I'm just re-read @WHO's recent report. As motivation, they state up front: ".....during the coronavirus disease (COVID-19) pandemic, the terms ‘airborne’, ‘airborne transmission’ and ‘aerosol transmission’ were used in different ways by stakeholders in different" (1/4)
"scientific disciplines, which may have contributed to misleading information and confusion about how pathogens are transmitted in human populations."
My question which has not been addressed: (2/4)
Why did it take @WHO and ~100 experts 33 pages to conclude that SARS-CoV-2 and other respiratory pathogens are airborne (replaced by they "travel through the air")? This could have been clarified & stated in 1 page max. More words lead to more confusion, not less. (3/4)?
They bury "airborne" (analogy: waterborne & foodborne). It appears that @WHO has worked really hard to avoid any acknowledgement of their central role in spreading misinfo regarding SARS-2 airborne transmission. I'm concerned as this does not bode well for future pandemics. (4/4)
What is even more crazy is they worked super hard to separate spray/droplets impacting directly from spreading "in the air" and inhalation--but they could not agree on the best method for protecting people from inhalation. Really? Masks? Filtration? (5/)

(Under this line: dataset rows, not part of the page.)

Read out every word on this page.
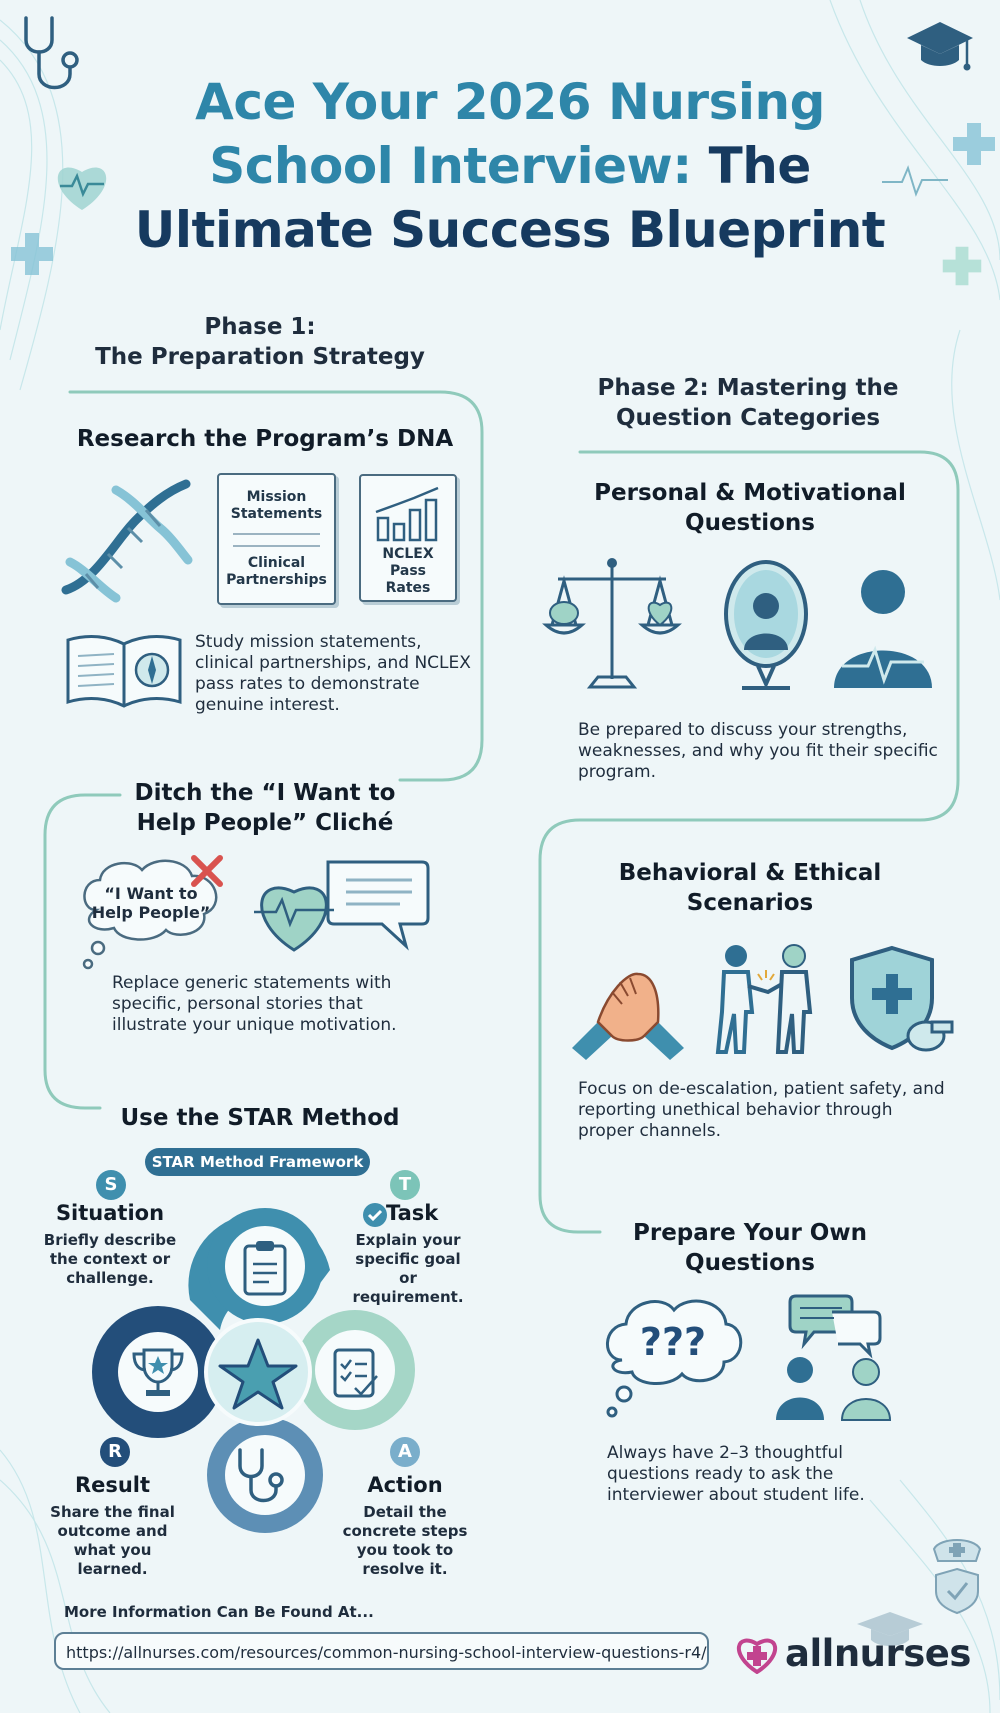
Ace Your 2026 Nursing
School Interview: The
Ultimate Success Blueprint
Phase 1:
The Preparation Strategy
Phase 2: Mastering the
Question Categories
Research the Program’s DNA
Mission Statements
Clinical Partnerships
NCLEX Pass Rates
Study mission statements, clinical partnerships, and NCLEX pass rates to demonstrate genuine interest.
Ditch the “I Want to
Help People” Cliché
“I Want to
Help People”
Replace generic statements with specific, personal stories that illustrate your unique motivation.
Use the STAR Method
STAR Method Framework
S
Situation
Briefly describe the context or challenge.
T
Task
Explain your specific goal or requirement.
R
Result
Share the final outcome and what you learned.
A
Action
Detail the concrete steps you took to resolve it.
Personal & Motivational
Questions
Be prepared to discuss your strengths, weaknesses, and why you fit their specific program.
Behavioral & Ethical
Scenarios
Focus on de-escalation, patient safety, and reporting unethical behavior through proper channels.
Prepare Your Own
Questions
???
Always have 2–3 thoughtful questions ready to ask the interviewer about student life.
More Information Can Be Found At...
https://allnurses.com/resources/common-nursing-school-interview-questions-r4/ allnurses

.@WHO saying infections can come from pathogens which "travel in air being inhaled" but they don't know how to protect people is equivalent to saying: We figured out there are pathogens in food & water but we don't know how to remove them before someone drinks or eats them!!(6/)
And why did @WHO not believe a major @theNASEM workshop in August 2020 was sufficient where all experts across the same disciplines agreed this virus (and likely others like influenza) is airborne?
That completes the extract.